While attachment theory and the practice of working with parents and infants keep us focused on the centrality of relationships, much of the academic world has moved in other directions. With greater emphasis on cognitive-behavioral approaches, “manualized” interventions and brief therapy, new graduates coming to infant mental health often come with quite different experiences. They have been taught more about cognition and behavior, less about affect. They know more about behavioral outcomes and less about a relational focus. They are more familiar with treatment manuals and less about “being with.” They may be less likely to have been in therapy themselves. They may have had no experience with reflective supervision. Countertransference may be a foreign concept.
We are challenged, more than ever, to train and educate infant mental health practitioners to focus on the relational process, with infants, parents, colleagues and supervisors. In addition to providing knowledge, trainers and supervisors can assume less about what new infant mental health professionals know about themselves and their personal histories. With agencies under greater stress and practitioners under greater pressure, it is even more important, but perhaps more difficult, to create a haven of safety to support the therapeutic process.

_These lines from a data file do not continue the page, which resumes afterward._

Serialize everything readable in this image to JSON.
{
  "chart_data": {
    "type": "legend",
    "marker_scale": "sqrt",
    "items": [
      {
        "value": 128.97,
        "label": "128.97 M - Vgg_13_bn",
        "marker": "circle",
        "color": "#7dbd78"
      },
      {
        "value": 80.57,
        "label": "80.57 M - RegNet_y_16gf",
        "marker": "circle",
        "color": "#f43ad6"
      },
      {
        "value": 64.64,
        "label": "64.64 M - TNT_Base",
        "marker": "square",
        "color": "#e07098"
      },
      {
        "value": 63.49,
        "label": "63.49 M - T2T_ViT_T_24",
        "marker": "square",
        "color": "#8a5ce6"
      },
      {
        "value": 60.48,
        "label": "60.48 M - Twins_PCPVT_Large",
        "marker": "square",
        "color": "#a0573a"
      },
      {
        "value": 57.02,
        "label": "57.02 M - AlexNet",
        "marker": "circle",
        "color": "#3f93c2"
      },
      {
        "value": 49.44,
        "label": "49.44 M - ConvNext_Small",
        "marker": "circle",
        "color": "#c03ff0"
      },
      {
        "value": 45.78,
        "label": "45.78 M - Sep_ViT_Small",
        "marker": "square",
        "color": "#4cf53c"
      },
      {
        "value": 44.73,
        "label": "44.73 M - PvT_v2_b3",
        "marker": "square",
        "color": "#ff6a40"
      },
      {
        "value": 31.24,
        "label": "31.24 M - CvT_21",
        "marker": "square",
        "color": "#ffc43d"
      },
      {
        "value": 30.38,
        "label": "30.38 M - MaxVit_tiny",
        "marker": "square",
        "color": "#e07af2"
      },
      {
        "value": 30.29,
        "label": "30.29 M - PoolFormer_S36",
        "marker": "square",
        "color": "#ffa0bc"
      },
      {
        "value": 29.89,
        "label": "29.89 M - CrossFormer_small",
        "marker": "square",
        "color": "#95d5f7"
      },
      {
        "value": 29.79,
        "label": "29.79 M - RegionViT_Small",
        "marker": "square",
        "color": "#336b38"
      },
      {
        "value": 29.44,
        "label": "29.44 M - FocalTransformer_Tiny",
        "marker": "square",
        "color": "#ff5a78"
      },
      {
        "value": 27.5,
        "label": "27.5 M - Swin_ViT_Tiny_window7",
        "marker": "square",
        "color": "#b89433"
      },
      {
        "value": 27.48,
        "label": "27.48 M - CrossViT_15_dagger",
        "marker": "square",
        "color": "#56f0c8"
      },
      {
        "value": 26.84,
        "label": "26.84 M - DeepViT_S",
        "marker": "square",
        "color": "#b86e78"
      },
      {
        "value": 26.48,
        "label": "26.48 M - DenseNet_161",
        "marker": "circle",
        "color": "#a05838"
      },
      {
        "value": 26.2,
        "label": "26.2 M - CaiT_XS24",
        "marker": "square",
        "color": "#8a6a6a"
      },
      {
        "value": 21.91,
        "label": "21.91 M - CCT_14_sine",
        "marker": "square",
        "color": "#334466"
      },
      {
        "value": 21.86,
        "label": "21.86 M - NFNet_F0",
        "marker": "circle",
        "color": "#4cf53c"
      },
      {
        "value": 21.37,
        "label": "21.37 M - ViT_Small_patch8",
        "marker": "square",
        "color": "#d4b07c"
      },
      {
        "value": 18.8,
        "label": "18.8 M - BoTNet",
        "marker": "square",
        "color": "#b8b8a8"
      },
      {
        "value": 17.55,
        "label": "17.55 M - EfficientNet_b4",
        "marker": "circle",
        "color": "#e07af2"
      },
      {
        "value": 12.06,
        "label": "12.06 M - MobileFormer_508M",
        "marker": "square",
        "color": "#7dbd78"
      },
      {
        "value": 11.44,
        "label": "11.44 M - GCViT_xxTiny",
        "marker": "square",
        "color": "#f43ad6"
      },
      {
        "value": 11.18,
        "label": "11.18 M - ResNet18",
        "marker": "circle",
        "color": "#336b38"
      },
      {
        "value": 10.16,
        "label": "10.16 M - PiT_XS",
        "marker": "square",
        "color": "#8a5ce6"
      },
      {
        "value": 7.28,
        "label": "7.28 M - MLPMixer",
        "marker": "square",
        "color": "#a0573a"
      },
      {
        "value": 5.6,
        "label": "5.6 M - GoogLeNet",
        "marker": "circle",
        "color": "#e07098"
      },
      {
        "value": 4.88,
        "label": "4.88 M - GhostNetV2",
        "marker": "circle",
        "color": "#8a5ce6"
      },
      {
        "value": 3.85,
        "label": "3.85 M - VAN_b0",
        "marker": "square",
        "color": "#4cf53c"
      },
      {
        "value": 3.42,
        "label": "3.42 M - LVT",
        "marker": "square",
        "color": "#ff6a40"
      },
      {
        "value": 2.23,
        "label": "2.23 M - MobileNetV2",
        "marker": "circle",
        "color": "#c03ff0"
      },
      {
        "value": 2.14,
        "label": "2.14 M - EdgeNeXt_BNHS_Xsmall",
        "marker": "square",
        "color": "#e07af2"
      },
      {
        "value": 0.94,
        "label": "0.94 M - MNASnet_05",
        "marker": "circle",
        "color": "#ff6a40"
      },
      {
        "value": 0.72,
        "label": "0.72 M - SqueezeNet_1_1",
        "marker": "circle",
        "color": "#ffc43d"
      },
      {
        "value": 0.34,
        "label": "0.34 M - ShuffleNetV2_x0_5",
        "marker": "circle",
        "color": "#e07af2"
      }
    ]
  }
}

Providing infant mental health service teaches one that the real work happens before there is anything resembling traditional therapy. Perhaps I am now more cognizant of the work that must precede meaningful training and supervision. We may have to fight for truly reflective training and supervision when these things are not seen as priorities or “a given.” It is exciting to have more and more meaningful and relevant information to include in infant mental health training. At the same time, it is a great challenge to provide training to therapists who have had little preparation to be reflective. And it is a further challenge to provide supervision to therapists who are overextended and appear to have little time to think deeply about themselves or the work that they are doing in ways that support relatedness and self-awareness.